In the field of mathematical optimization, stochastic programming is a framework for modeling optimization problems that involve uncertainty. A stochastic program is an optimization problem in which some or all problem parameters are uncertain, but follow known probability distributions. This framework contrasts with deterministic optimization, in which all problem parameters are assumed to be known exactly. The goal of stochastic programming is to find a decision which both optimizes some criteria chosen by the decision maker, and appropriately accounts for the uncertainty of the problem parameters. Because many real-world decisions involve uncertainty, stochastic programming has found applications in a broad range of areas ranging from finance to transportation to energy optimization.

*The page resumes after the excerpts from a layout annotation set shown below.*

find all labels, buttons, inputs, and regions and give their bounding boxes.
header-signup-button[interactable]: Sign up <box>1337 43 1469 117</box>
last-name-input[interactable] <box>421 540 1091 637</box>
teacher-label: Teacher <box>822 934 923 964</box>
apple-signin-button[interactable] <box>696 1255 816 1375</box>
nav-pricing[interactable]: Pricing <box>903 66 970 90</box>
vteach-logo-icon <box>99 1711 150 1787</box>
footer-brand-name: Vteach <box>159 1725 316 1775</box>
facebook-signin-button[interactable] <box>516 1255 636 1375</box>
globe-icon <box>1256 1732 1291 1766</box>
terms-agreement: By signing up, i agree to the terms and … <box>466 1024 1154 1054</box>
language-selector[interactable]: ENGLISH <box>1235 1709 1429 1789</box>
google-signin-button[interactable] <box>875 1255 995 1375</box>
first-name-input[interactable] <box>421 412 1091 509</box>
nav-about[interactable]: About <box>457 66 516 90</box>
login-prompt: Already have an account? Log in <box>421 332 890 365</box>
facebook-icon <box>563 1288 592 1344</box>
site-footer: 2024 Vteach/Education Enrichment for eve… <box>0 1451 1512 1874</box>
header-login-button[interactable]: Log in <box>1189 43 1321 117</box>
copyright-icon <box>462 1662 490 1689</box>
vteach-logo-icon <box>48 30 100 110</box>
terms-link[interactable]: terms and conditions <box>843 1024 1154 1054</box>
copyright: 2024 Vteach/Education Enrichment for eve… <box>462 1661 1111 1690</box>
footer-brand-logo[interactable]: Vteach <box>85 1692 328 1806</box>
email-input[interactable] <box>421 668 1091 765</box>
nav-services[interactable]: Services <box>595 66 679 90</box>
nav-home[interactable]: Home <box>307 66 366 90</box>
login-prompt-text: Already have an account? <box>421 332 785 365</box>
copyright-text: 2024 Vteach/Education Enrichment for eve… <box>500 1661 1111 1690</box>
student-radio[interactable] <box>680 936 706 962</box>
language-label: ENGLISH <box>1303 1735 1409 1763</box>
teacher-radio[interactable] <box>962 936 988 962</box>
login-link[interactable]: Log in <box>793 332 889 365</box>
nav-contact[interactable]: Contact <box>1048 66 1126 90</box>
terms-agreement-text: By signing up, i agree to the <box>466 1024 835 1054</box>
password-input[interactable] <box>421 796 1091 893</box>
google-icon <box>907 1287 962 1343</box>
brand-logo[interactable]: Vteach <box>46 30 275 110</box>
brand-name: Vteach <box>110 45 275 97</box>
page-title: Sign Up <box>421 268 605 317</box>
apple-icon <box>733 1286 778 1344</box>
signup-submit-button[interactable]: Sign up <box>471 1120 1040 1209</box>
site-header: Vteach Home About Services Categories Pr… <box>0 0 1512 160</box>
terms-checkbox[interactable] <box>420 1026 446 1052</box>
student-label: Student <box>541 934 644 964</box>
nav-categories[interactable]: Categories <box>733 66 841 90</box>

Several stochastic programming methods have been developed:

The basic idea of two-stage stochastic programming is that (optimal) decisions should be based on data available at the time the decisions are made and cannot depend on future observations. The two-stage formulation is widely used in stochastic programming. The general formulation of a two-stage stochastic programming problem is given by: $${\displaystyle \min _{x\in X}\{g(x)=f(x)+E_{\xi }[Q(x,\xi )]\}}$$ where ${\displaystyle Q(x,\xi )}$ is the optimal value of the second-stage problem $${\displaystyle \min _{y}\{q(y,\xi )\,|\,T(\xi )x+W(\xi )y=h(\xi )\}.}$$

The classical two-stage linear stochastic programming problems can be formulated as $${\displaystyle {\begin{array}{llr}\min \limits _{x\in \mathbb {R} ^{n}}&g(x)=c^{T}x+E_{\xi }[Q(x,\xi )]&\\{\text{subject to}}&Ax=b&\\&x\geq 0&\end{array}}}$$

where ${\displaystyle Q(x,\xi )}$ is the optimal value of the second-stage problem $${\displaystyle {\begin{array}{llr}\min \limits _{y\in \mathbb {R} ^{m}}&q(\xi )^{T}y&\\{\text{subject to}}&T(\xi )x+W(\xi )y=h(\xi )&\\&y\geq 0&\end{array}}}$$

In such formulation ${\displaystyle x\in \mathbb {R} ^{n}}$ is the first-stage decision variable vector, ${\displaystyle y\in \mathbb {R} ^{m}}$ is the second-stage decision variable vector, and ${\displaystyle \xi (q,T,W,h)}$ contains the data of the second-stage problem. In this formulation, at the first stage we have to make a "here-and-now" decision ${\displaystyle x}$ before the realization of the uncertain data ${\displaystyle \xi }$, viewed as a random vector, is known. At the second stage, after a realization of ${\displaystyle \xi }$ becomes available, we optimize our behavior by solving an appropriate optimization problem.

At the first stage we optimize (minimize in the above formulation) the cost ${\displaystyle c^{T}x}$ of the first-stage decision plus the expected cost of the (optimal) second-stage decision. We can view the second-stage problem simply as an optimization problem which describes our supposedly optimal behavior when the uncertain data is revealed, or we can consider its solution as a recourse action where the term ${\displaystyle Wy}$ compensates for a possible inconsistency of the system ${\displaystyle Tx\leq h}$ and ${\displaystyle q^{T}y}$ is the cost of this recourse action.

The considered two-stage problem is linear because the objective functions and the constraints are linear. Conceptually this is not essential and one can consider more general two-stage stochastic programs. For example, if the first-stage problem is integer, one could add integrality constraints to the first-stage problem so that the feasible set is discrete. Non-linear objectives and constraints could also be incorporated if needed.